When was the first time you felt empowered as a changemaker? It could be super small or super big. 

There have been so many moments. Oh, I know! 

It was right after I did the hunger strike and I wrote about it for Teen Vogue. I was really adamant how [the climate crisis] was such a big deal and how people needed to take it seriously. One of my friends reached out to me and said, “I read your Op-Ed in its entirety and it really broke my heart to see how much you care about this and how this is getting worse and worse. You made me realize this is something we all need to care about.” She had moved to Chicago and was telling me that she is going to start an environmental club in her school because there isn’t one yet. 

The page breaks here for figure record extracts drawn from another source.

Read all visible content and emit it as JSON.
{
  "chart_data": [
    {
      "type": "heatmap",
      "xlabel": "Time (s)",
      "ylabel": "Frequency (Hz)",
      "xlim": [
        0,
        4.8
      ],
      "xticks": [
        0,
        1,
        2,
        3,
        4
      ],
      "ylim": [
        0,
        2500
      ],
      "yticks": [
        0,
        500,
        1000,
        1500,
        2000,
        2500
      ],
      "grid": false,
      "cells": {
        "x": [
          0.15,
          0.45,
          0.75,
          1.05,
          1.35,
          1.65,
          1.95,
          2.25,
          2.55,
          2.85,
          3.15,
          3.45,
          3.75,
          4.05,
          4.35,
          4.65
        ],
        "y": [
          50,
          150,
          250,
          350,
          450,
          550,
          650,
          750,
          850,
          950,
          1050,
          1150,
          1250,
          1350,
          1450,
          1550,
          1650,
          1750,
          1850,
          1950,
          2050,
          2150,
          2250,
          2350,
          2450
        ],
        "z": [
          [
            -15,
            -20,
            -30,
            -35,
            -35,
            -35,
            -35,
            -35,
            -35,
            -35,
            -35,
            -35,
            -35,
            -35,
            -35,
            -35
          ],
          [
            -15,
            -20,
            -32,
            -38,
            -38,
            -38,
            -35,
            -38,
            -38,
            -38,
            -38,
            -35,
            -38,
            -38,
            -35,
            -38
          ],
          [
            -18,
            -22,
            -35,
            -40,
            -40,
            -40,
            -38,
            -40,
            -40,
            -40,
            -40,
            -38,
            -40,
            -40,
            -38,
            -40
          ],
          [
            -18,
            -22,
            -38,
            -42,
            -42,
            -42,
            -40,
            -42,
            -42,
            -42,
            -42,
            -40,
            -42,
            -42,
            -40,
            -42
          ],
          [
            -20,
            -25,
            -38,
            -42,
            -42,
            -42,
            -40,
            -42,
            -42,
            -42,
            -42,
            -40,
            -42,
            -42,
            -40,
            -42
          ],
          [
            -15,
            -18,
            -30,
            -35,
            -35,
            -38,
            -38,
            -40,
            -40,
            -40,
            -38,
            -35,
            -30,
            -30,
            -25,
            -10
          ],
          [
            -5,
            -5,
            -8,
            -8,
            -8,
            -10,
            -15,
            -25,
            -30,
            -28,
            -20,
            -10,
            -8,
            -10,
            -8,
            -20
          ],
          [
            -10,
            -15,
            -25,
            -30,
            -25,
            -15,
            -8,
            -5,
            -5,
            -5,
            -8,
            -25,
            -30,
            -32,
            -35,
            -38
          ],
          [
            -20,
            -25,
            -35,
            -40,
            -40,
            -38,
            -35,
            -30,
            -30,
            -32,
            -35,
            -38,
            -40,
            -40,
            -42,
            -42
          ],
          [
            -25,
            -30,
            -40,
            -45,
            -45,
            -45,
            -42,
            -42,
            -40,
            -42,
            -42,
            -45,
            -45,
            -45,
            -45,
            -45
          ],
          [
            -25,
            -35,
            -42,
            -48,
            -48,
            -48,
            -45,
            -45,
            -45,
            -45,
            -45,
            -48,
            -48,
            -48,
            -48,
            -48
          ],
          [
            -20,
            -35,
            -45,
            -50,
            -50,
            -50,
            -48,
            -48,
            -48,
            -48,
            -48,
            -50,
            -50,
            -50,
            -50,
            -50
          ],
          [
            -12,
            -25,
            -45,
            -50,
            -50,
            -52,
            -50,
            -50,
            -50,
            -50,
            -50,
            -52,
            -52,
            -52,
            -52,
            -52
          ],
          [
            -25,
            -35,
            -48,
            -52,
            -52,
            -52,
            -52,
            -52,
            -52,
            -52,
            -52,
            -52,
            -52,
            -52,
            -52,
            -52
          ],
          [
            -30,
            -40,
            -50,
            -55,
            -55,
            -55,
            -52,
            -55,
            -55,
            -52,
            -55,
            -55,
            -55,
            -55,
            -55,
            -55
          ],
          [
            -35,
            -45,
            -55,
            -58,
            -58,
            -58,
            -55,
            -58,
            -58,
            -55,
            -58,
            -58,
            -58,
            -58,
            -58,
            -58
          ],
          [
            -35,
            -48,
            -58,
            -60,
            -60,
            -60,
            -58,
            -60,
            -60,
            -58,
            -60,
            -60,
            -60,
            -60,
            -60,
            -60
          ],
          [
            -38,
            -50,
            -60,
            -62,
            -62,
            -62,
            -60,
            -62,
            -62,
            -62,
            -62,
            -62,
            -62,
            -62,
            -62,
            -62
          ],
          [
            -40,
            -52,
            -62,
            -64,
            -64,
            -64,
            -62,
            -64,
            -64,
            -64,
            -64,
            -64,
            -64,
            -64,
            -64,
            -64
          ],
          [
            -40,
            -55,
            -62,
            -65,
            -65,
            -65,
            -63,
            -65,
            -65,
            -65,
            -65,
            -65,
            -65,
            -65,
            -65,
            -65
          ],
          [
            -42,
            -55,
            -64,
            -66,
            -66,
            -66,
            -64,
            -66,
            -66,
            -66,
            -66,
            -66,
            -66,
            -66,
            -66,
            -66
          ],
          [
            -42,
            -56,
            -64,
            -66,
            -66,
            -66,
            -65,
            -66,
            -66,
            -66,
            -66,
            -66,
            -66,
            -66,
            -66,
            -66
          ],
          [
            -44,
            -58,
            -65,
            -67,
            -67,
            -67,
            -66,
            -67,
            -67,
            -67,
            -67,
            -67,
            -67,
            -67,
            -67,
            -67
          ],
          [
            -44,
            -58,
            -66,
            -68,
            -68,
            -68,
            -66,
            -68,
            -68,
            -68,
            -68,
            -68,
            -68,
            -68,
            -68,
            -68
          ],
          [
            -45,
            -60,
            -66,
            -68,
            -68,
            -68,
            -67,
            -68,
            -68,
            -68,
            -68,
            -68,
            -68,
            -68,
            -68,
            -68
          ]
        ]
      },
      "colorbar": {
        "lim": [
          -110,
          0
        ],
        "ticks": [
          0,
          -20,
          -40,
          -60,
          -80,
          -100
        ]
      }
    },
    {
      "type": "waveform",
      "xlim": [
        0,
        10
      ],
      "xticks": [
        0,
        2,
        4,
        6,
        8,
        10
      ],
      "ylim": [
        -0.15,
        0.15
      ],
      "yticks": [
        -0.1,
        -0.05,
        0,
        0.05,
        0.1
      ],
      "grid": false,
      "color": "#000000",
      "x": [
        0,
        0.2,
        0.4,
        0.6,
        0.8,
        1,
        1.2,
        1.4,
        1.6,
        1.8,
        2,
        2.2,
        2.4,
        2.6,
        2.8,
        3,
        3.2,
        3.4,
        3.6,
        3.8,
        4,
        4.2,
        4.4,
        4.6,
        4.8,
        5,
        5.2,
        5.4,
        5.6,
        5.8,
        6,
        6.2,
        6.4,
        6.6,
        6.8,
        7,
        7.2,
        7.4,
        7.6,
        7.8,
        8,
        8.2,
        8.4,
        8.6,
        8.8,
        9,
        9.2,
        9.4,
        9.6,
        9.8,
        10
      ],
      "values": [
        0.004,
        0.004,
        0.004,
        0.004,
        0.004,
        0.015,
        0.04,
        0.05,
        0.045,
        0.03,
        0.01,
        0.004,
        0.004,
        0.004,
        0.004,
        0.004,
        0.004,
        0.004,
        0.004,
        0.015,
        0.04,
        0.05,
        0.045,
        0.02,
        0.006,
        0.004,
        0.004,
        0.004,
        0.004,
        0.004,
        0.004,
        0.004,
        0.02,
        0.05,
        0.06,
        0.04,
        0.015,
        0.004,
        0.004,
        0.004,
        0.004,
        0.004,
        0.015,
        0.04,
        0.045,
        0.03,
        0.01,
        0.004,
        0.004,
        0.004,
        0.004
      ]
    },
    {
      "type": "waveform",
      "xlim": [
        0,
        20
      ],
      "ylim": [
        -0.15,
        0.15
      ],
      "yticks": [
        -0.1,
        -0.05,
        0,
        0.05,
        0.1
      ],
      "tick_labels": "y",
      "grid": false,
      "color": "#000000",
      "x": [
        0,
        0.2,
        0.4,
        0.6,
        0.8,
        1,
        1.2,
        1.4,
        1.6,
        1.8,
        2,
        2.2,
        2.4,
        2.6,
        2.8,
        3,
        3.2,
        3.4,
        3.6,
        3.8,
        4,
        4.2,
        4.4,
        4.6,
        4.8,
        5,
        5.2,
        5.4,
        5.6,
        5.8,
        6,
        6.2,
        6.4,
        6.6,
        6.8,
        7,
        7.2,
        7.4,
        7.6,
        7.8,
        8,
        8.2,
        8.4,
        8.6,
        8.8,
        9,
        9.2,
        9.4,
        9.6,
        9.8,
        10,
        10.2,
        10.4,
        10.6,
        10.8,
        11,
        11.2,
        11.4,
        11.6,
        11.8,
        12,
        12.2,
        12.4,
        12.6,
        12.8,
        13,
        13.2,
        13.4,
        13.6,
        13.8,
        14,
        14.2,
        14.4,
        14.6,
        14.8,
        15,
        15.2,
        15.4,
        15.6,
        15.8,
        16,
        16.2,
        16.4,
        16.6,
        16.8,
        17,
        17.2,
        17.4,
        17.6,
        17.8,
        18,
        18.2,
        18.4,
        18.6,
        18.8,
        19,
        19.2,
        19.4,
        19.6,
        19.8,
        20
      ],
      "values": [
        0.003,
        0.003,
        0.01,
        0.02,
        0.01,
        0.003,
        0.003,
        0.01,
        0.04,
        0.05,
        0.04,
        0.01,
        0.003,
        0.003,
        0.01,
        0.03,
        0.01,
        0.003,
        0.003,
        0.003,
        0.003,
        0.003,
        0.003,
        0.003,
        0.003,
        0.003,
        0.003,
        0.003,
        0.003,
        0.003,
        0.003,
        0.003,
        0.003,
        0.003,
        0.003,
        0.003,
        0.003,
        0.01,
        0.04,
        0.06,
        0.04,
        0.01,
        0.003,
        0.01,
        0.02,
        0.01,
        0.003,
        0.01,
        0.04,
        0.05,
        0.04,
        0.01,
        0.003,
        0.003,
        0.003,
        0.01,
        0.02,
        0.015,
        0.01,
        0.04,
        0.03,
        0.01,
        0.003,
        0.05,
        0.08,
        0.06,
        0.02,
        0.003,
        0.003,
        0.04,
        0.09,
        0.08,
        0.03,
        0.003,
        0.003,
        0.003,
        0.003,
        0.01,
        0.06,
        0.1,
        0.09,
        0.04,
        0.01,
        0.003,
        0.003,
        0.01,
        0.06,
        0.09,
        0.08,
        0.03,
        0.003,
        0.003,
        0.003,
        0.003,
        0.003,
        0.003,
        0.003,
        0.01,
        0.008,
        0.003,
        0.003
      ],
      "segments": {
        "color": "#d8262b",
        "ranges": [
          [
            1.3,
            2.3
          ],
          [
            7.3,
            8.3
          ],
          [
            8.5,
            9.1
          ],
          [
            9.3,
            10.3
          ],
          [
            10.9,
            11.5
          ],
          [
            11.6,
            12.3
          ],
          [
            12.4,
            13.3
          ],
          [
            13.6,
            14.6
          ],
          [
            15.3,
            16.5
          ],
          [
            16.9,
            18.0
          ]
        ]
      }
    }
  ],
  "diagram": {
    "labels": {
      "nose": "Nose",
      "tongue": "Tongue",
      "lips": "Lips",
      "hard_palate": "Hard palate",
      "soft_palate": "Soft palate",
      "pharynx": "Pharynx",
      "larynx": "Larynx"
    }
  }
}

That made me so happy. My words had the power to change this individual’s mindset and make them realize how important this is, and to incentivize her to start making changes in her own community.  
That was really crazy to me. That was before I had started my own non-profit or anything like that. It was just me working with Extinction Rebellion and Fridays for Future. And yet, this one action I did with them and the words that I outputted had the power to change my friend’s mind and compel her to act. 

What is your advice for young people who haven’t had that first by-line or who are just realizing that they can be changemakers in their own spheres? 

I would say to start small. I feel like so many people want to zoom to the moment where they are the founder and executive director of a huge non-profit. Or they want to zoom to the moment where they’ve been able to pass legislation. They want to get to this big moment where they feel like they’ve made it and they’ve made change.  

But what they don’t realize is that it very much starts with the small actions. If I hadn’t been translating information for my relatives six years ago, then I wouldn’t be in the position that I am today. So even though you might feel like the small things you are doing are super insignificant and are not making a difference, eventually they will make a difference because they will influence your outlook on life and the way you go about things, and the opportunities that come your way. That’s the first thing I would say: starting small is really, really overlooked. It shouldn’t be because it has so much power.  

Secondly, I would say to just email people. I slid into so many people’s DMs [direct messages] when I was first starting to be a climate activist, asking if I could work with them, stating that I could add value to their organization, et cetera. Just reach out to people—reach out to people like me, any climate activist who have secured opportunities that you are interested in and ask them if they could put in a referral for you or if they could give you more information on who is the best person to contact within the organization. If someone reached out to me asking if they could work with Climate Cardinals, I would say of course! That’s the same experience I had when reaching out to Extinction Rebellion and Zero Hour [two climate change activist groups]. That’s so overlooked.  

To get where you want to be, just start small and reach out to as many people as possible. 

It seems like you work a lot with young people or people your age. What do you think makes this generation different, either in regard to the climate crisis or in regard to changemaking as a whole? 

I feel like this generation is a lot more progressive than previous generations. Honestly, part of that might just be because of social media. We all have so much access to one another. It’s so easy for us to communicate our thoughts and improve our perspectives. I feel like every generation is more progressive than the previous. We have so much compassion and humility, and care about one another.  

I think young people are the future and I hope that the older generation takes us seriously. That’s why I am so excited that the UN decided to create this Youth Advisory Group on climate change. It shows that they are valuing youth perspectives and shows that a) [young people] know what we are talking about and b) that our sentiments are valid and that we have been the changemakers for so long, in every generation, which is why we need a seat at the table.